Эта истерическая живость была направлена одновременно против репрессивной Системы и против «подрывного» секса (то есть против самих себя). «Мы думали, что приближаем перемены, — признавался потом Керн, — и они действительно, ха-ха, произошли, наступили Новый Мировой Порядок и MTV». Кинематографическое сквернословие Керна и его соратников по подпольной борьбе — это, в сущности, тактика усмирения: давая имя, ты приручаешь, вписываешь в порядок, лечишь, отсекаешь неназываемое. Разрабатывая синтаксис либидо, Керн одновременно изничтожал болезненное наслаждение ненормативным. В его последних, уже чисто прикладных, эротически-порнографических работах, собранных в компиляцию Action, сквозит скука. Фетиши — задницы, груди, ноги, языки, писающие девочки, девочки с мячом и вибратором — истерты настолько, что для их обозначения достаточно всего лишь намека: декоративного ошейника, спортивной атрибутики, старого матраса. Образ заменяется на знак, порно превращается в странную, дистиллированную эротику, настолько выхолощенную, что в ней уже видятся зерна новой перверсивности. Кажется, что теперь запретным, потаенным объектом влечения становится сама норма, вроде бы совсем уже десексуализированная, с одной стороны, ванильным голливудским сексом с его постановочной гимнастикой объятий и телесных извивов, а с другой — провокативным масскультом вроде Мадонны и Леди Гаги, народным увлечением пирсингом, повсеместно доступным порно и садомазо-практиками («День рождения инфанты» Гай Германики — убедительное доказательство того, что сексуальный экстрим и унылое мещанство могут отлично уживаться в одной панельной малометражке).
Не без порно
Принявшись в конце восьмидесятых бороться с сексом и наркотиками в своей жизни (в интервью середины девяностых Керн признавался, что «хорошая книга теперь для него значит куда больше, чем красивая задница»), автор Fingered и «Сук» утратил деструктивный запал, его сил теперь хватало только на фотографию. Парадоксальным образом, декларировав уход из большого секса, Керн начал конструировать новую, постперверсивную сексуальность.
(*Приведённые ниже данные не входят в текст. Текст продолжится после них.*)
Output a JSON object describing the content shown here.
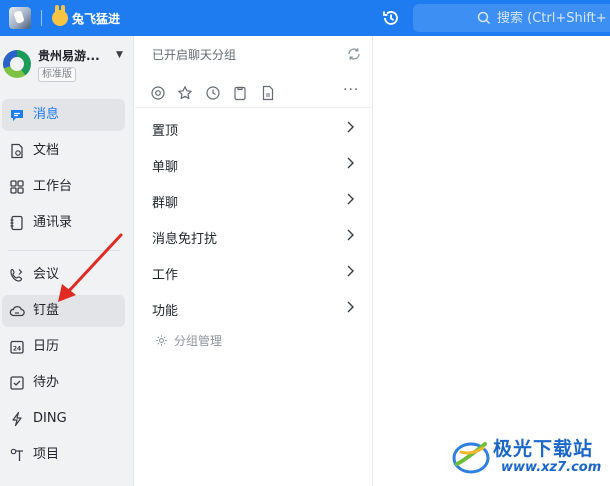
{
  "topbar": {
    "profile_name": "兔飞猛进",
    "search_placeholder": "搜索 (Ctrl+Shift+",
    "accent_color": "#1f7cf0"
  },
  "sidebar": {
    "org_name": "贵州易游...",
    "org_badge": "标准版",
    "items": [
      {
        "label": "消息",
        "icon": "message-icon",
        "active": true
      },
      {
        "label": "文档",
        "icon": "document-icon"
      },
      {
        "label": "工作台",
        "icon": "workbench-icon"
      },
      {
        "label": "通讯录",
        "icon": "contacts-icon"
      },
      {
        "label": "会议",
        "icon": "meeting-icon"
      },
      {
        "label": "钉盘",
        "icon": "cloud-disk-icon"
      },
      {
        "label": "日历",
        "icon": "calendar-icon"
      },
      {
        "label": "待办",
        "icon": "todo-icon"
      },
      {
        "label": "DING",
        "icon": "ding-icon"
      },
      {
        "label": "项目",
        "icon": "project-icon"
      }
    ]
  },
  "groups": {
    "header": "已开启聊天分组",
    "filters": [
      "mention-icon",
      "star-icon",
      "clock-icon",
      "clipboard-icon",
      "file-icon"
    ],
    "items": [
      {
        "label": "置顶"
      },
      {
        "label": "单聊"
      },
      {
        "label": "群聊"
      },
      {
        "label": "消息免打扰"
      },
      {
        "label": "工作"
      },
      {
        "label": "功能"
      }
    ],
    "manage_label": "分组管理"
  },
  "watermark": {
    "title": "极光下载站",
    "url": "www.xz7.com"
  }
}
В его фотографиях части собираются обратно в целое, модель перестает быть телом в анатомическом театре. В этих снимках появляется пунктум, который сбивает с толку зрителя, тревожит его. Критики неоднократно отмечали, что с девушками, изображенными на фотографиях Керна, вообще не приходит в голову заниматься сексом — и тем не менее все они обладают мощным эротическим, если не сказать эстетическим магнетизмом. Объект желания мутнеет, расплывается, ускользает в соседние области, десексуализируется, превращаясь в чуть ли не куртуазный образ торжествующей обыденности, заурядности. Этот образ может существовать только в статике, движение немедленно бы убило то неявное, неклассифицируемое, а потому тревожное, что чудится во всех этих girls next door в стоптанных кроссовках и дешевом нижнем белье. Керн словно хочет доказать нам, что порок есть только там, где ему нет места, что трансгрессия немыслима без нормы, и если нормой становится оргиастическое наслаждение, то перверсией — платоническое созерцание, тонкое волнение без единого шанса обладания. Но самое удивительное — это то, что Керн, даже став профессиональным порнографом, ухитряется ввести в сферу желания… смех. Следы легкого дружеского дуракаваляния, которым всегда сопровождаются сессии Керна (даже ранние, «страшные» садомазо-зарисовки), видны не только в каком-нибудь котике, ошалело уставившемся в распахнутую киску своей хозяйки, но и просто в глазах его моделей. Да и не только в глазах: один из последних фильмов Керна — необязательно смонтированный Face to Panty Ratio, в котором под романтическое гитарное бренчание тупо чередуются крупняки трусиков и лица моделей, скривившихся то ли от скуки, то ли от скептицизма. «Все они — прикол. Каждый мой фильм. Шутка над публикой». Да мы, это, тоже не всерьез.